Franklin Fire Marshal Offers Safety Tips and Fun Ideas for Your Thanksgiving Meal

Franklin Fire Marshal Offers Safety Tips and Fun Ideas for Your Thanksgiving Meal

Thanksgiving Day is the peak day for home cooking fires*, with three times the average number, according to the National Fire Protection Association (NFPA).  The NFPA reports that in 2015, U.S. fire departments responded to an estimated 1,760 home cooking fires on Thanksgiving.  Unattended cooking was by far the leading contributing factor in cooking fires and fire deaths.  With that in mind, Franklin Fire Marshal Andy King encourages you to use the resources below to keep your family safe during this joyous but hectic time:

KIDS IN THE KITCHEN

King said, “It’s fun to involve children in the holiday meal preparation, but it’s important to help them stay safe in the kitchen.”  He recommends following NFPA’s “Kids in the Kitchen” guide (click HERE or see below) for ideas on what different age groups can do around the kitchen as you prepare your holiday meal.

Kids aged 3 – 5 can:

  • Get ingredients out of the refrigerator
  • Measure and mix ingredients together in a bowl
  • Pour liquids into a bowl
  • Wash fruits and vegetables off under cold water
  • Use a cookie cutter to cut shapes out of cook dough or sandwiches
  • Like cake batter off of a spoon (yum!)

Kids aged 6 – 8 can:

  • Open packages
  • Use a butter knife to spread frosting, cream cheese, peanut butter or soft cheese
  • Peel vegetables
  • Measure ingredients
  • Stir ingredients in a bowl
  • Set the table

Kids aged 9 – 12 can:

  • Begin to follow a recipe
  • Open cans
  • Use electrical kitchen appliances, such as a microwave oven, when a grown-up is present
  • Use a grater to shred cheese and vegetables
  • Turn stove burners on and off and select oven temperature when a grown-up is present
  • Help plan the meal
  • Make a salad

Kids aged 14+ can:

  • Operate the stove or oven without an adult present
  • Heat food up in the microwave without an adult present
  • Drain cooked pasta into a colander
  • Take a tray of food out of the oven

HOW TO FIGHT STOVETOP, OVEN AND TURKEY FRYER FIRES

Because you are more likely on Thanksgiving to encounter a cooking fire, King offers the following advice for what to do:

  • Stovetop grease fire: Never use water to extinguish a grease fire.  Smother the flames by sliding a lid over the pan and turning off the burner.
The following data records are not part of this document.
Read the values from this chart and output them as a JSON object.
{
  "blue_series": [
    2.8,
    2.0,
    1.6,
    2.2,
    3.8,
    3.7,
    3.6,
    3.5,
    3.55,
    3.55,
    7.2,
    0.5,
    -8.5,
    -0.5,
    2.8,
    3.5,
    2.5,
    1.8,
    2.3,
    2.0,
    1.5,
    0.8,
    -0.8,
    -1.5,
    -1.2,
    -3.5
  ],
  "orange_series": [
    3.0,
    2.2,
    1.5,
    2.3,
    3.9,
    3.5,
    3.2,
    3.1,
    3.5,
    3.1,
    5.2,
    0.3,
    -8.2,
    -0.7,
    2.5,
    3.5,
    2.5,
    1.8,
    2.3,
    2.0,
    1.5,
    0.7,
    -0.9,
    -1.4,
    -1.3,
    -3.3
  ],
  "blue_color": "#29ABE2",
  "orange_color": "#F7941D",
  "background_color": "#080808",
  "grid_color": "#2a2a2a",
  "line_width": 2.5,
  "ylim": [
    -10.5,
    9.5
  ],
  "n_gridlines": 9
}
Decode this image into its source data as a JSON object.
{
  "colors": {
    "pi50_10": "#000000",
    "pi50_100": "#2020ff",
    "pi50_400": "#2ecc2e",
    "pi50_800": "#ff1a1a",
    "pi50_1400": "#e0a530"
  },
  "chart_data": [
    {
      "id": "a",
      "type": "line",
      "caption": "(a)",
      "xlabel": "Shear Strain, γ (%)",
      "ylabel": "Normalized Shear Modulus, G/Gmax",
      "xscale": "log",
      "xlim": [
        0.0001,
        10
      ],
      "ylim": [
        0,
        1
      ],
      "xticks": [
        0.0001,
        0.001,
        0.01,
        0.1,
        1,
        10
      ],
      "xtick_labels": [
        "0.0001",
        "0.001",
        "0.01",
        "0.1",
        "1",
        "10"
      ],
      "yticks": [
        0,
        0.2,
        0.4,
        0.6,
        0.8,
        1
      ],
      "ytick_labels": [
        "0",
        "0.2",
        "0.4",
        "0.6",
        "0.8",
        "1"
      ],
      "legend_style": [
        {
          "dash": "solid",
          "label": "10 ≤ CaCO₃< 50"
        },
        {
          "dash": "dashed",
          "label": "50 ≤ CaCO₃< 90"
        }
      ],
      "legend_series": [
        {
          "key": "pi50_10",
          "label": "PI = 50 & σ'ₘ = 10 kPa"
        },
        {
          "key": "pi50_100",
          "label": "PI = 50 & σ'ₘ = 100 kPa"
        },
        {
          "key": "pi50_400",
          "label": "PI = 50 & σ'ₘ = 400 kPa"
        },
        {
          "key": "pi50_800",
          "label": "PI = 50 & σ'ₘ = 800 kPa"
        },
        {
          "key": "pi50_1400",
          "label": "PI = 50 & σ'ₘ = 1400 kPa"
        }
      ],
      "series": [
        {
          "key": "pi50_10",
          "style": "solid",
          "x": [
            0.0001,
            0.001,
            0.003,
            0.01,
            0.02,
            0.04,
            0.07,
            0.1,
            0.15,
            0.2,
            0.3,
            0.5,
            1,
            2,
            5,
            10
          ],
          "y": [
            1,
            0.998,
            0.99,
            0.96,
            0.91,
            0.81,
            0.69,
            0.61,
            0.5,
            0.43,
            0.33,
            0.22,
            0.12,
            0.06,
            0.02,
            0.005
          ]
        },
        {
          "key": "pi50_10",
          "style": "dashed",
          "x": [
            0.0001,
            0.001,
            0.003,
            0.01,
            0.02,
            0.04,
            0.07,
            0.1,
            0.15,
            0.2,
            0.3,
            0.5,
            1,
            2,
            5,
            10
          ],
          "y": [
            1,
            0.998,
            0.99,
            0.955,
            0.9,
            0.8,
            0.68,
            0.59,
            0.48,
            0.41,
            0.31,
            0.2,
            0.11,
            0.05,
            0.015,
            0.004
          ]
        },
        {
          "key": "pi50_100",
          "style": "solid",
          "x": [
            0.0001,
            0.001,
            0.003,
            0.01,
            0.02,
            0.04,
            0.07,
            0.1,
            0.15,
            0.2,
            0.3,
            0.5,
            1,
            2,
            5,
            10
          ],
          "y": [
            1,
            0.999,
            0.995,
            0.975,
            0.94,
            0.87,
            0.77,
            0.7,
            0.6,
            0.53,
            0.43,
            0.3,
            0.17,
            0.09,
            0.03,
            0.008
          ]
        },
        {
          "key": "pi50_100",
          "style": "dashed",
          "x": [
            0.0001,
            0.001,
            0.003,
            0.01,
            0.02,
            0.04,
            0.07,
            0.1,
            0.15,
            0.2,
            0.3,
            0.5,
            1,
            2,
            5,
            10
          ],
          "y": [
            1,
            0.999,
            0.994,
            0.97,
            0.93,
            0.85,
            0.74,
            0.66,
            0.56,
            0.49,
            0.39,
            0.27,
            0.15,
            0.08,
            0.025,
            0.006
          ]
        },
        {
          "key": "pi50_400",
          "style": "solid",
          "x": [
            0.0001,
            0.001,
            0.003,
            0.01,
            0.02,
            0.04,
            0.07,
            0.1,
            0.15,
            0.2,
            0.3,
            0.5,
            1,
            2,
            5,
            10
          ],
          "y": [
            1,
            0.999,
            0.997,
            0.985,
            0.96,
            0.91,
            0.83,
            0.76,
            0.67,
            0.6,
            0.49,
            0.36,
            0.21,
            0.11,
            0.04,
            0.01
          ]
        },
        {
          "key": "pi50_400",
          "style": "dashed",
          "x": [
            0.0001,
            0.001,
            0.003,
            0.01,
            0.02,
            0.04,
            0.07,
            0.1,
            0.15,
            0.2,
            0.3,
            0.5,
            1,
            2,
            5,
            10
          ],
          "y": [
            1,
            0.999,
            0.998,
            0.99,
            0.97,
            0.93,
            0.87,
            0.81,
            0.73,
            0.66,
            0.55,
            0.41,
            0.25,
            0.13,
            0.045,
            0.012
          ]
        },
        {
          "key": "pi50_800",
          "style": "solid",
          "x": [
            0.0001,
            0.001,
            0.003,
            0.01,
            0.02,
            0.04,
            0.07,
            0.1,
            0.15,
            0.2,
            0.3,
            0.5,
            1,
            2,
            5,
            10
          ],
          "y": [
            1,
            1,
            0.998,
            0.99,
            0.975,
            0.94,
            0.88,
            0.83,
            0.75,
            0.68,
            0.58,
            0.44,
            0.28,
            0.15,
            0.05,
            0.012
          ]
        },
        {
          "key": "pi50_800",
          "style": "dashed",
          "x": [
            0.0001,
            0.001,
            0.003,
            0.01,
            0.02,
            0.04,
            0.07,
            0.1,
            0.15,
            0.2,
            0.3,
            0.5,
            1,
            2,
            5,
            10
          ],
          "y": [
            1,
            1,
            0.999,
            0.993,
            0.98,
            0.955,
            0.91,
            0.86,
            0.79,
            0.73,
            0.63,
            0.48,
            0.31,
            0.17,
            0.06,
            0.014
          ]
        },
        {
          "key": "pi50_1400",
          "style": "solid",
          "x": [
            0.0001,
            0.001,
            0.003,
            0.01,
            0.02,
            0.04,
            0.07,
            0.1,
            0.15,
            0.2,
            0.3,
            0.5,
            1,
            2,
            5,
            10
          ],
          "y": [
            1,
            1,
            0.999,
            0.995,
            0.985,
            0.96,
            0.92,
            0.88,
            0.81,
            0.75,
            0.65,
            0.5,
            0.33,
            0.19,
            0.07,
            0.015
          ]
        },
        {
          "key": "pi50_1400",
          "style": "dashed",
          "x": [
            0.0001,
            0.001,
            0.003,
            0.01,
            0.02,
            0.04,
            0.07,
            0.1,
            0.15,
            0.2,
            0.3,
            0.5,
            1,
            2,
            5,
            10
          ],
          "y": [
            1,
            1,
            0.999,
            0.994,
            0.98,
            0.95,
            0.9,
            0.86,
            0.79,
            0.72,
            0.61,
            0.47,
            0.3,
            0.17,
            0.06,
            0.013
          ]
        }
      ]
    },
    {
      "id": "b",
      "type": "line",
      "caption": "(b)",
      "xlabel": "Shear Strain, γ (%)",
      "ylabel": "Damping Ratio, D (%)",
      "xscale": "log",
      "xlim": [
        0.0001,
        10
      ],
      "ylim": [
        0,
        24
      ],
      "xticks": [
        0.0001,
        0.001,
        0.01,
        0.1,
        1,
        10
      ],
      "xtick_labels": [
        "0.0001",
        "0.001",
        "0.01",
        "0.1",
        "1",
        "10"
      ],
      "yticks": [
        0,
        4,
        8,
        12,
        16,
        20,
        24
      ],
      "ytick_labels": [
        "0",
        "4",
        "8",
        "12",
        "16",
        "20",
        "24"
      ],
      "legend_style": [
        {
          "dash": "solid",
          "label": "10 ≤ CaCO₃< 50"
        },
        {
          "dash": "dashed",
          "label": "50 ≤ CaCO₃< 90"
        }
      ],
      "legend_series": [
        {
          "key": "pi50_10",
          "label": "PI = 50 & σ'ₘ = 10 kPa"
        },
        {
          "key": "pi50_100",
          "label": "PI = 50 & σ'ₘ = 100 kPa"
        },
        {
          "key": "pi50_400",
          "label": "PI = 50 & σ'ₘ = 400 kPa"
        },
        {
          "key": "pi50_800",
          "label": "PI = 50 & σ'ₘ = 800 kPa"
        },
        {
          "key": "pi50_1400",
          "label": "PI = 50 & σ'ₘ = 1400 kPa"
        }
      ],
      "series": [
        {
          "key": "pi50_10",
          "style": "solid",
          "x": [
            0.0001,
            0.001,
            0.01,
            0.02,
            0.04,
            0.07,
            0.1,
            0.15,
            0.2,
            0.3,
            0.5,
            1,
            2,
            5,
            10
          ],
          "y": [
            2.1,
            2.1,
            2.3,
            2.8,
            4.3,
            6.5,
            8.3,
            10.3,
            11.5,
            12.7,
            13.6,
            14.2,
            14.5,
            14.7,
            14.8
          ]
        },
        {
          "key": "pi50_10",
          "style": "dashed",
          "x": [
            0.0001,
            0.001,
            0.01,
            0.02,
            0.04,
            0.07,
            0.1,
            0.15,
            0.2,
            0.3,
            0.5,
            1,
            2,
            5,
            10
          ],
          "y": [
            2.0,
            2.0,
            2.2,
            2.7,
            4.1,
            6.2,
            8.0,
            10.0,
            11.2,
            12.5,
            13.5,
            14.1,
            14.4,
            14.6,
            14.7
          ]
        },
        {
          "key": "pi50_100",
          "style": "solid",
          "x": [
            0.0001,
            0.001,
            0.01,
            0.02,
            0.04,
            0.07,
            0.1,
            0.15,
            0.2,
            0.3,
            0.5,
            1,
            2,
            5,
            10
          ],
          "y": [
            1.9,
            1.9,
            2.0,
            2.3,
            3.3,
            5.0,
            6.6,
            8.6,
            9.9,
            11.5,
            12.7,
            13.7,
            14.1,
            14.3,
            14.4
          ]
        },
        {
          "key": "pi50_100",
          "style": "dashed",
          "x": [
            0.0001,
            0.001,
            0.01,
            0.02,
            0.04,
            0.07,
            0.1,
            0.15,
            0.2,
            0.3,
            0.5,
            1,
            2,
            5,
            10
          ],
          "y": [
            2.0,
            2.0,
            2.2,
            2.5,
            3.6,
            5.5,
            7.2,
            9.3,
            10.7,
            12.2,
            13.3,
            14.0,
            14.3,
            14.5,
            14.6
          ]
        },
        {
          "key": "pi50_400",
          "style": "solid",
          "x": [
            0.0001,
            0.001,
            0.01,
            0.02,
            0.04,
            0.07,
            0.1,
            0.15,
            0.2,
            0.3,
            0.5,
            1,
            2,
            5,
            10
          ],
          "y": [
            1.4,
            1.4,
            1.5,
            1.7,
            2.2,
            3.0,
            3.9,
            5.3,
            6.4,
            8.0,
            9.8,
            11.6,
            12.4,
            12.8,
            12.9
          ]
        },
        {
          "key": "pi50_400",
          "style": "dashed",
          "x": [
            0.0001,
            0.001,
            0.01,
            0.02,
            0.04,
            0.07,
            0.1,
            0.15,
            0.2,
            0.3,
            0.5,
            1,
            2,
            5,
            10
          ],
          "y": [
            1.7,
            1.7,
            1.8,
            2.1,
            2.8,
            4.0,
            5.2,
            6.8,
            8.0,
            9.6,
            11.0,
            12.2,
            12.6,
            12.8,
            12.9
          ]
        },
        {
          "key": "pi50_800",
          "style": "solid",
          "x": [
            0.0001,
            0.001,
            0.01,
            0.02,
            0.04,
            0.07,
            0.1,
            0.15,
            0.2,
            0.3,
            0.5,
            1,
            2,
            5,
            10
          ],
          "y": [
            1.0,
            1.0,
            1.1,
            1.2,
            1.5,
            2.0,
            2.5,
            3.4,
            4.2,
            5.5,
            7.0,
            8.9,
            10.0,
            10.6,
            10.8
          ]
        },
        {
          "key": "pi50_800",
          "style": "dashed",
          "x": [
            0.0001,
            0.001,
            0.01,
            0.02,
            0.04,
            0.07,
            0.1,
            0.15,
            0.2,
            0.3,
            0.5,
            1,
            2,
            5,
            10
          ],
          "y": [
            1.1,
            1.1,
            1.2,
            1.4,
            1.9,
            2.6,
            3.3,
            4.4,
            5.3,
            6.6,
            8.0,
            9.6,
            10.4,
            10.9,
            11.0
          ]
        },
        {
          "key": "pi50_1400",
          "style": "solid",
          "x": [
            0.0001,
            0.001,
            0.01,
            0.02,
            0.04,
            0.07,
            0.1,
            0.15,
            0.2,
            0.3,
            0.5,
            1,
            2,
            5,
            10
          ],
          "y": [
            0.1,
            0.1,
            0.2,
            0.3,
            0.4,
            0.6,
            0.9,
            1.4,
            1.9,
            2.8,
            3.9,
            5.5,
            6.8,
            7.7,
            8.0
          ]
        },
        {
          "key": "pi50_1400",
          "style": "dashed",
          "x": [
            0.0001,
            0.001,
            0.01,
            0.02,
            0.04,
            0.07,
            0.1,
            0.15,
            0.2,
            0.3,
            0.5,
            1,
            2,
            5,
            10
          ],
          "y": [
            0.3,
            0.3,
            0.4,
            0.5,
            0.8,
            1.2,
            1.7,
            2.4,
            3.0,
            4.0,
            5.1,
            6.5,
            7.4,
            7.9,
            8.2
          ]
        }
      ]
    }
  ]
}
Leave the pan covered until it is completely cooled.  Call 911, even if you think the fire is out.
  • Oven or microwave fire: Turn off the heat or power and keep the door closed.  Call 911.
  • Turkey fryer fire: To watch a video that demonstrates the dangers of turkey fryer fires, follow this link: https://www.youtube.com/watch?v=kjUynq0HXdQ .  If you see smoke coming off your pot or oil, that’s a sign it has overheated and is nearing ignition.  Shut it off and let the oil cool down.  Keep a multi-purpose, “ABC” fire extinguisher close by in case a fire does start.  Use it only after calling 911.  To use your extinguisher remember the acronym “PASS”:
  •  Pull the pin
  • Aim at the base of the fire
  • Squeeze the handle
  • Sweep back and forth from side to side until the fire is out

King said you may have as little as two minutes to escape a burning home, “If fire or smoke is spreading, get everyone out of the house immediately and call 911.”  He added, “We at the Franklin Fire Department are thankful for another safe year of serving our Franklin residents and guests.  We wish everyone a safe Thanksgiving.”

*Thanksgiving is the peak day for home cooking fires, followed by the day before Thanksgiving, Christmas Day and Christmas Eve.